About Megan? Or about him?
40
Over the weekend, Xav felt as though he was losing the ability to think rationally. Each time he tried to maintain a train of thought, the ideas slipped from him, the way they typically did in those last moments between being awake and sleeping. He tried using pen and paper, plotting different courses of action: he could quash his conscience and go along with Felix’s plan, telling himself that Megan’s life had effectively ended twenty years ago, that they were simply putting a wounded animal out of its misery; he could persuade Megan to run away with him, live off the trust-fund money, never seeing or contacting the others again; he could support the rest of them in a counteroffer, hoping Megan would see reason. As the weekend went on, different possibilities occurred, some reasonable, others downright outlandish, but they all had one massive flaw: the Ro
binson family. Whatever he did now, there was no escaping the knowledge that he had taken three lives, and never really paid the price.
Still no way out that he could see. He couldn’t confess without taking the others down with him. Luke, Ruby and Pearl would grow up without one of their parents; Mark, Dex, Sarah and Ella would all see their lives shattered; the children he’d thought might appear in his own future would fade like a forgotten dream. As the minutes stretched into hours, Xav found himself looking at his wife’s lovely face. He’d never seen her cry, wasn’t sure she’d known real unhappiness in her life. And now he was going to break her.
The others had been as good as their word; not one of them had been in touch. But he was getting paranoid. Maybe they were meeting without him. Maybe his refusal to go along with the plan had turned him into the outcast. Was it completely out of the question that Felix and Talitha had decided the contract killer from Palermo could solve two problems for the price of one and that next time he got into his car, he might find the brakes no longer worked?
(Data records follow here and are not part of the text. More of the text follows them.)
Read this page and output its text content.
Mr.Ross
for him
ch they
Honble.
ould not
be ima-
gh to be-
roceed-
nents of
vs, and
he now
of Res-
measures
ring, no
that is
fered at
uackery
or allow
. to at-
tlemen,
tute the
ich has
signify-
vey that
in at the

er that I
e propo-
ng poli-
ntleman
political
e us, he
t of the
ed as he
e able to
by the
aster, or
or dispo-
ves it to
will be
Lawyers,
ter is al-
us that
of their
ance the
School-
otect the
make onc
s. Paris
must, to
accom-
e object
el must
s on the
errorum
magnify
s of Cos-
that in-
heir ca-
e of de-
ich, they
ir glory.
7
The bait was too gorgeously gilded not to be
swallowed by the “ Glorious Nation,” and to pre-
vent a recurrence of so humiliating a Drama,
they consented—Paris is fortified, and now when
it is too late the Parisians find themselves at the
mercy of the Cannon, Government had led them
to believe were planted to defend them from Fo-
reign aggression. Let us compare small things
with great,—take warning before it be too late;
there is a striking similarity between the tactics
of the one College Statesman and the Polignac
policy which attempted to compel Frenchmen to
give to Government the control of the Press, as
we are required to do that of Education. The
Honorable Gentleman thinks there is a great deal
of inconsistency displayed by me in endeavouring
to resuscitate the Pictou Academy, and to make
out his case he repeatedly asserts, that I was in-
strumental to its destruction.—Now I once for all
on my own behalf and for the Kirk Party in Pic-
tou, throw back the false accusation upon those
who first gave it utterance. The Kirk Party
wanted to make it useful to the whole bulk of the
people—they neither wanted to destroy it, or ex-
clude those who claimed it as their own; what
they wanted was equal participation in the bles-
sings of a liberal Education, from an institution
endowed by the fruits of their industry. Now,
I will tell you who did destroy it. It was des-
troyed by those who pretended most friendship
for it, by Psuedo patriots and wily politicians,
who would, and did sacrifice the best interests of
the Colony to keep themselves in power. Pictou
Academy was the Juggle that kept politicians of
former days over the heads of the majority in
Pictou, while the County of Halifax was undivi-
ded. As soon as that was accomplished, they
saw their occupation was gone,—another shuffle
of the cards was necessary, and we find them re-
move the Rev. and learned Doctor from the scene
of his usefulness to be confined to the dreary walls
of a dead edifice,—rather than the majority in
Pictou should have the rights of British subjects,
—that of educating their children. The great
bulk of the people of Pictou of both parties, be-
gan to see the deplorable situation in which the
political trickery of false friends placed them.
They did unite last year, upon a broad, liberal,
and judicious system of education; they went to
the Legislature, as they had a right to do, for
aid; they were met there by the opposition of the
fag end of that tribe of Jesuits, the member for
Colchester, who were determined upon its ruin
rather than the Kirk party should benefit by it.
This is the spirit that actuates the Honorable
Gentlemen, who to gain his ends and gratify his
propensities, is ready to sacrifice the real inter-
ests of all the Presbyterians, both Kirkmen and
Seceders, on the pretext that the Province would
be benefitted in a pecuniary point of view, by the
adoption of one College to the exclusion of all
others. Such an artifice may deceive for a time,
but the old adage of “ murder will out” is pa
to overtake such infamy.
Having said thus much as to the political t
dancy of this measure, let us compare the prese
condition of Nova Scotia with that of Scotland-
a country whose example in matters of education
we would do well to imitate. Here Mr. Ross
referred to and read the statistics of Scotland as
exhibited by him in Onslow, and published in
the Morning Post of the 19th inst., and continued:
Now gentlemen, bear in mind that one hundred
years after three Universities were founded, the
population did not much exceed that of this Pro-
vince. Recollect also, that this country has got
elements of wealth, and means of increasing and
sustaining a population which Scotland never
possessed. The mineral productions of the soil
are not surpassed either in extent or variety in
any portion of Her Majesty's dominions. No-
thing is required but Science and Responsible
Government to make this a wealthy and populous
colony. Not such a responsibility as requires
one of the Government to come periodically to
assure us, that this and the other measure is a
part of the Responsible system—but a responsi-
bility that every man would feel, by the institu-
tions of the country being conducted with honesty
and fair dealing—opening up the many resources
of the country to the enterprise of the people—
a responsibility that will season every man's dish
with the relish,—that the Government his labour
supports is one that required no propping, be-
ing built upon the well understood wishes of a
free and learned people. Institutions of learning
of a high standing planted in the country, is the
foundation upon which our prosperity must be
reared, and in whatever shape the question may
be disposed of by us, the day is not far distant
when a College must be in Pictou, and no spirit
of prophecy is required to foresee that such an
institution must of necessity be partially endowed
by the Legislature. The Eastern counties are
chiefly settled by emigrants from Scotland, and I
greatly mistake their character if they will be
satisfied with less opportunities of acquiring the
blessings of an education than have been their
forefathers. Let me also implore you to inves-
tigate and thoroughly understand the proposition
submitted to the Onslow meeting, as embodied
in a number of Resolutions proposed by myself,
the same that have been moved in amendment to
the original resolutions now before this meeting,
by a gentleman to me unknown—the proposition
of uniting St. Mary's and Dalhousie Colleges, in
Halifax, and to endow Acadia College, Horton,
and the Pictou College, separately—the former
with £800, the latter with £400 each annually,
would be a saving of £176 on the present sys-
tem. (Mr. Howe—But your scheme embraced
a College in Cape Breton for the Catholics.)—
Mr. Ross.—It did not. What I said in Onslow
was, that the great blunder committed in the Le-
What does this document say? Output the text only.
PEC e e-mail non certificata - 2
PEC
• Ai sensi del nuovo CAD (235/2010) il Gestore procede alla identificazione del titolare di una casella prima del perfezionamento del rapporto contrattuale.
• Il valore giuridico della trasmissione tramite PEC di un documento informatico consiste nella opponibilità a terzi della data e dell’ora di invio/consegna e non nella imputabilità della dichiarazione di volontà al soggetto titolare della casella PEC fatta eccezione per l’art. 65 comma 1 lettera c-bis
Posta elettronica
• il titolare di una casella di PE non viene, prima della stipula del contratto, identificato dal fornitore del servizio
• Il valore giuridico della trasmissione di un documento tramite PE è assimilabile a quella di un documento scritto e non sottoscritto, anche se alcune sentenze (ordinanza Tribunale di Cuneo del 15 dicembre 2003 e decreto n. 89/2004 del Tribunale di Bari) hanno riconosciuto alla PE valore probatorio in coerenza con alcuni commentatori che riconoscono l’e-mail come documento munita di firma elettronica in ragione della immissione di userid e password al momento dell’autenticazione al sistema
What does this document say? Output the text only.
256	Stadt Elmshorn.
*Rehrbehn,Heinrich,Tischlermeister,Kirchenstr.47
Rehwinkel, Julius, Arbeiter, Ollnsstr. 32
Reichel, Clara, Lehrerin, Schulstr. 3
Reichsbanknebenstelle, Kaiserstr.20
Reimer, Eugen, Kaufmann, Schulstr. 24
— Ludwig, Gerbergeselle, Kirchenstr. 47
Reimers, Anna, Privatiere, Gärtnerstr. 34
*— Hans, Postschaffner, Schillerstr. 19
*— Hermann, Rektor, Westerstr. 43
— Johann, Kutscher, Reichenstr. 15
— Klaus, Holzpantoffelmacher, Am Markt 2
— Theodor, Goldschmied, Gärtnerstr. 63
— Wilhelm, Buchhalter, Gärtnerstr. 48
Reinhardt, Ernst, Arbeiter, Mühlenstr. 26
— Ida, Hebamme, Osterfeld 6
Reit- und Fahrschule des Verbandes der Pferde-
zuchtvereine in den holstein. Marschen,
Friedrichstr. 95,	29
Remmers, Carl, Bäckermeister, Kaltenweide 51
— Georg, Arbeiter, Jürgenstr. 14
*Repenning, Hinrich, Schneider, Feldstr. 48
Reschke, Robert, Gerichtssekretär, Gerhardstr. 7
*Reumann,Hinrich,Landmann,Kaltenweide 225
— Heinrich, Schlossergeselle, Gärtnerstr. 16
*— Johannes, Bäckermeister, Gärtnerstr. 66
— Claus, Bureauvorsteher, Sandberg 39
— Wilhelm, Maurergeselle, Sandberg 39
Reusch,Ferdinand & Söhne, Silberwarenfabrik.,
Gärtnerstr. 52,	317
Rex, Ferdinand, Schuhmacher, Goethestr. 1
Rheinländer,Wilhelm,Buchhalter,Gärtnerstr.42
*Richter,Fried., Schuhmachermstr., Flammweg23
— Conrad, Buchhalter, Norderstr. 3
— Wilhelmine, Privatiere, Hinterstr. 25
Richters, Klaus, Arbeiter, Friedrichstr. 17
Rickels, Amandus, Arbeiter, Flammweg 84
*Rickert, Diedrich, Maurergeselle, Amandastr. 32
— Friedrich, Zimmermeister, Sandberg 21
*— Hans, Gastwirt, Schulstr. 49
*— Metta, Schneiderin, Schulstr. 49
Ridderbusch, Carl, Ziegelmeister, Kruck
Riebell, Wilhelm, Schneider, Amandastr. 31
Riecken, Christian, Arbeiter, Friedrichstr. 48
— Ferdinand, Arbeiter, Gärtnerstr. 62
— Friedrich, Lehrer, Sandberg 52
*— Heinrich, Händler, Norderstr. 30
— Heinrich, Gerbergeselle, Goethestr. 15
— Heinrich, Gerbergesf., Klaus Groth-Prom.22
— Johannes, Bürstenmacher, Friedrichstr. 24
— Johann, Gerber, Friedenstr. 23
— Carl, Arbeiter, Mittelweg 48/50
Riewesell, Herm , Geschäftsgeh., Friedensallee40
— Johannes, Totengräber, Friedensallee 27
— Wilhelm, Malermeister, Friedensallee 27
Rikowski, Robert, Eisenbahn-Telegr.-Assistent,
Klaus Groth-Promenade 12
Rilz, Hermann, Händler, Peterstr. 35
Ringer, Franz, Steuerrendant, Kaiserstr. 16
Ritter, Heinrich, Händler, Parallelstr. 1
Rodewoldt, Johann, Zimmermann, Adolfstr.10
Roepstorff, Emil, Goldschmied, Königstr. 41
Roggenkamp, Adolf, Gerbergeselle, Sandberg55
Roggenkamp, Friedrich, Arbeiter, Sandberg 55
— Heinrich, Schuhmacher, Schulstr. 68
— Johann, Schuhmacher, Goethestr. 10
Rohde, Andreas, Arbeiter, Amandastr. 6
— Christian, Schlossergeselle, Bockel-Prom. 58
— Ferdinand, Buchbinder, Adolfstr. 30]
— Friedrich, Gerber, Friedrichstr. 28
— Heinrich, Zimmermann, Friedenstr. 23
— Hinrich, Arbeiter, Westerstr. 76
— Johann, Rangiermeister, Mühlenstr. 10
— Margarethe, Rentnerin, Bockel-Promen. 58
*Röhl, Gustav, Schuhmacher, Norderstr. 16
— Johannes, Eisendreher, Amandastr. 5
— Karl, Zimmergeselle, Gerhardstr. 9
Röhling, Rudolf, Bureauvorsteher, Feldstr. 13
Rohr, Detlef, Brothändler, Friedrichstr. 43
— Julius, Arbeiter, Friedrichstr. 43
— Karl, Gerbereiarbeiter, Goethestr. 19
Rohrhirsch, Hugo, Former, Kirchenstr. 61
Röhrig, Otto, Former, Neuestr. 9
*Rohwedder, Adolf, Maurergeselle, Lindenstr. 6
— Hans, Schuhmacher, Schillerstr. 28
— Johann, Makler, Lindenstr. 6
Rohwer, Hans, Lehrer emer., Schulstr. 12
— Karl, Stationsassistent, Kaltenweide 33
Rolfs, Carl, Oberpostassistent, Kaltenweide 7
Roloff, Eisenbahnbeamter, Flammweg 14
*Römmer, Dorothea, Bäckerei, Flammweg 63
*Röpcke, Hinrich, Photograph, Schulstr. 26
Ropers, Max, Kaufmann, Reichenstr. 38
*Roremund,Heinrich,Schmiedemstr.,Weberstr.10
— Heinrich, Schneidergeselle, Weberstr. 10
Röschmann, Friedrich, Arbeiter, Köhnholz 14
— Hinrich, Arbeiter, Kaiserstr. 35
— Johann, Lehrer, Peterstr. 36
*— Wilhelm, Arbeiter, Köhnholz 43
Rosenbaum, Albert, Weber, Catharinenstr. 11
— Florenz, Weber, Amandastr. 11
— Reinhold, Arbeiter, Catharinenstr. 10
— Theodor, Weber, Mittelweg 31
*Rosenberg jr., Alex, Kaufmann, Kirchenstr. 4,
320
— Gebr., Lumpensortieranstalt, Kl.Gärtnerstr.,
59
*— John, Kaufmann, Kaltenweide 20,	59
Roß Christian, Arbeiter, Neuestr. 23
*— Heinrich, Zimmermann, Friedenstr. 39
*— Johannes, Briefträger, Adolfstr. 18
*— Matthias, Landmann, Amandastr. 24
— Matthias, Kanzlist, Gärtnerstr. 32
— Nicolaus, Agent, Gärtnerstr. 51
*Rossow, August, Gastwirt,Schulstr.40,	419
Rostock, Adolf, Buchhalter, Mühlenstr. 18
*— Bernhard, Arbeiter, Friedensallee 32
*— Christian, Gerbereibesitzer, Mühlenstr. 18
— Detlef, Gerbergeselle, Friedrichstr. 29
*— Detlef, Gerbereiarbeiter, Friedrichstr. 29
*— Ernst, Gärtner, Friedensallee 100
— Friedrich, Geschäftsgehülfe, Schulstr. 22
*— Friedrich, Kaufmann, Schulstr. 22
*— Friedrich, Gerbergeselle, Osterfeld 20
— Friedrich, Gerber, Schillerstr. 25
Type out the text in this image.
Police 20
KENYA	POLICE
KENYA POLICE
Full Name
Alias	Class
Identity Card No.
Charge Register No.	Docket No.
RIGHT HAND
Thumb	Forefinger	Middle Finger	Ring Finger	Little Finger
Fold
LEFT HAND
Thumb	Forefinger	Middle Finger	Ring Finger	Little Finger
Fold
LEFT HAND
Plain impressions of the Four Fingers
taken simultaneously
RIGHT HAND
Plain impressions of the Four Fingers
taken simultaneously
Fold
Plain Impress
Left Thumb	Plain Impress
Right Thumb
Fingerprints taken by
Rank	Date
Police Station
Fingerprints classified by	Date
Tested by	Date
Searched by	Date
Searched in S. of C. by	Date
Xav started checking that the doors to his house were locked. When Ella was offered a ten-day job in Iceland for the following month, he agreed so enthusiastically that she looked hurt, but in Iceland, he knew, she’d be safe.
A little after noon on Saturday, a plain white envelope was pushed through the door, marked, Xav. Inside he found a business card for the Travelodge on the Abingdon Road with the single word Megan written on the rear. What the hell did that mean? Was she expecting him to join her there?
By Sunday evening, he was losing it. He’d barely slept the night before, hadn’t eaten all day, and couldn’t keep still. Enough. He had no idea what he would say to Megan, but he was bringing this to an end.
The traffic was light and it didn’t take long to reach the Travelodge. Megan’s car was parked close to the exit. The young man on reception rang Megan’s room, told Xav he needed room twenty-four on the second floor and buzzed him through the secure door. Xav climbed the stairs, walked the corridor, found room twenty-four and knocked. She opened the door and, without speaking, stepped back to let him enter.